First, let’s address the sanitizing or “white-washing”, as some critics are calling it. Stars Earn Stripes still has ten days to air, however, I think it’s safe to say that the actual decisions and consequences on the show are nothing like what they are in reality. The ad boasts that they will use “Real Explosions” and “Live Ammo”, as if this somehow adds weight or danger to the show. You what other shows have been using live ammo and real explosions for years?

Mythbusters

Deadliest Warrior (Sorry I couldn’t find a Gif for this)

…Or pretty much any show having anything to do with guns and explosions…

See, the celebrities might be in some danger- but hardly anything that you can’t find on other shows, and nothing on the level of what combat soldiers have to deal with. On top of this, I’m guessing that the celebrities aren’t going to actually kill anyone, or have to grapple with the moral and psychological ramifications of doing so. In fact, the celebrities will never have to worry about any of the basic aspects of military service that soldiers are expected to deal with- constant danger, the possibility of being disabled (if not killed or captured or tortured) for life, the possibility of killing and innocent civilian by accident, or (for the female contestants) the rampant problem of rape. Terry Crews is a tough guy, I’m sure, but I have my doubts as to how he’d react actually witnessing someone (on any side of the conflict) killed. Let’s face the facts, Stars Earn Stripes is not going to show you bodies in all their gory reality. This isn’t war- this is Hollywood.

Second, let’s talk about the glamorization we’re sure to see hear. Of course Stars Earn Stripes will present the celebrities having little breakdowns, or getting dusty or bruised, but even John McClane got pretty trashed in Die Hard.

But the military isn’t just concussion grenades and contusions- there’s plenty of… well- boredom to it. I’m not saying this to put down the armed forces, I’m just trying to offer an accurate picture here. There are toilets to be scrubbed, mess halls to be cleaned, uniformed to be creased and beds to be made. There’s paperwork and basic maintenance. Are we gonna see the Stars Earn Stripes celebrities get chewed out for not having left six inches between their blankets and their sheets?
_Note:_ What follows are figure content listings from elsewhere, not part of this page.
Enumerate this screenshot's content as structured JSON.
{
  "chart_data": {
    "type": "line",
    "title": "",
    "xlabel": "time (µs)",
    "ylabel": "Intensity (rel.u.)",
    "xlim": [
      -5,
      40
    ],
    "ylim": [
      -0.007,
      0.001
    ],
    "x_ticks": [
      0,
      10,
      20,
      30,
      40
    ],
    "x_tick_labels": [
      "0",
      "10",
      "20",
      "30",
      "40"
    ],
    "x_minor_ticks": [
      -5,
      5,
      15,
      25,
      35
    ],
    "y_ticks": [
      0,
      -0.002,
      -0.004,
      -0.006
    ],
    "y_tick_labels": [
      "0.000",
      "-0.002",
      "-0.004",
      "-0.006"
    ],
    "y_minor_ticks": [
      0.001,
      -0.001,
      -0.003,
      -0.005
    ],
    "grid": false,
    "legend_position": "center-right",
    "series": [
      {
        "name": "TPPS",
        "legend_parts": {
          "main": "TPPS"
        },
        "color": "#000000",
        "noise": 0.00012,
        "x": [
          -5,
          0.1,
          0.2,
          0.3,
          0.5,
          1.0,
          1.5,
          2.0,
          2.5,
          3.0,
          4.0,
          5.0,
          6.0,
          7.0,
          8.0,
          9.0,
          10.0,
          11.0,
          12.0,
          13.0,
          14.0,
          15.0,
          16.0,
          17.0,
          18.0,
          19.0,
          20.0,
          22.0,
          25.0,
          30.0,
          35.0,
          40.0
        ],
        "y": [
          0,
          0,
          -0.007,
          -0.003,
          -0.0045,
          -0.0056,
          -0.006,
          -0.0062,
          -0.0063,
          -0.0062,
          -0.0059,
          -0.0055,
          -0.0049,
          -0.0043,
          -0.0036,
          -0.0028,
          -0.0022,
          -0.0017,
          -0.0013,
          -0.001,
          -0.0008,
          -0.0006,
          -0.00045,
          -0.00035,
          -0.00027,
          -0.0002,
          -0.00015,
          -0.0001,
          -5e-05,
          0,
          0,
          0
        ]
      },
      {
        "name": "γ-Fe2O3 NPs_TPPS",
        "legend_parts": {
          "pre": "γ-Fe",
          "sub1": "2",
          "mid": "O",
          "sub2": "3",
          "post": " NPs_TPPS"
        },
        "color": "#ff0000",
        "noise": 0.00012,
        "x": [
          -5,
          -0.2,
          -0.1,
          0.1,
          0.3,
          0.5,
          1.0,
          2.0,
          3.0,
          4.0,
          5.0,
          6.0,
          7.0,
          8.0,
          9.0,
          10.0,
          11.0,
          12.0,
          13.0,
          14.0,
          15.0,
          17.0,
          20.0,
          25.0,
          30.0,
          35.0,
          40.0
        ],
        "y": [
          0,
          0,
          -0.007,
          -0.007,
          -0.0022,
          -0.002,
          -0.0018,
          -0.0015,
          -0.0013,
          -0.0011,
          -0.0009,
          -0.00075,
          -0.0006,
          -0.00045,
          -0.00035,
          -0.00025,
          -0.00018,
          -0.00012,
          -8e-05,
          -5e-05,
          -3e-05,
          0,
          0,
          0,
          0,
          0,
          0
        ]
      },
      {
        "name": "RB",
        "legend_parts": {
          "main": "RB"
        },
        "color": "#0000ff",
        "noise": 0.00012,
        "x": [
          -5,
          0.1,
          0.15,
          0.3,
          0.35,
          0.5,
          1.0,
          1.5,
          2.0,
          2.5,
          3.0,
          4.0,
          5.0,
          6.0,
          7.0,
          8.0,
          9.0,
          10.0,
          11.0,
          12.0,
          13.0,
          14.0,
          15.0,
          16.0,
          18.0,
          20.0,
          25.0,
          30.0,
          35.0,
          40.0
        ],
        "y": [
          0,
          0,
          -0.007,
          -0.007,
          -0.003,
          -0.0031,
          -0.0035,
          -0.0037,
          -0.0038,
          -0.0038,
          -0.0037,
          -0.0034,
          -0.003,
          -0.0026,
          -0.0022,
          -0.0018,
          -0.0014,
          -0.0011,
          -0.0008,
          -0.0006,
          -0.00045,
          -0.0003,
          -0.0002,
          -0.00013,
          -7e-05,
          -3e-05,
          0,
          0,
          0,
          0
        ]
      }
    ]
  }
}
I doubt it.

Thirdly, the combination of the previously mentioned points creates a completely and wholly inaccurate picture of the conditions the men and women of the military find themselves in. Stars Earn Stripes isn’t about the military, it’s about a highly fetishized aspect of war. And make no mistake- we’re not talking about just the military here- we’re talking about war. Without the past decade or so of nonstop conflict in Afghanistan, Iraq, and elsewhere, it’s highly doubtful that Stars Earn Stripes would even exist, after all, what’s the point of doing a show about the military if you can’t jam it full of explosions? An almost assured side-effect of this lousy and poorly thought-out attempt to “honor” the troops (i.e. make money off of them and their hardships) is the glorification of war. It doesn’t matter if you’re the most dogged pacifist or hard-line advocate of “just cause”- we all know that war itself is not something that should be portrayed this way. Maybe you think war is wrong, maybe you think war is right- you never think war is pretty. As William Tecumseh Sherman, perhaps the most brutal general of the Civil War, put it “There is many a boy here today who looks on war as all glory, but, boys, it is all Hell.”

The guy who burned Atlanta to the ground just by glaring at it would know….

It cheapens war. In the off chance that you want to hear my full rant about this, here’s the link. The simple version is that this drastic level of ignorance when it comes to the bloodshed- you know, the actual war is not only an insult to the military, but to any and all victims of war, and a direct attack upon the basic decency and dignity of humanity at large.

I’d say that NBC’s heart is in the right place, only I don’t think that’s true. I think this show is a calculated plan to manipulate emotions and capitalize off of human suffering. This has nothing to do with honoring anyone- this is about lining wallets.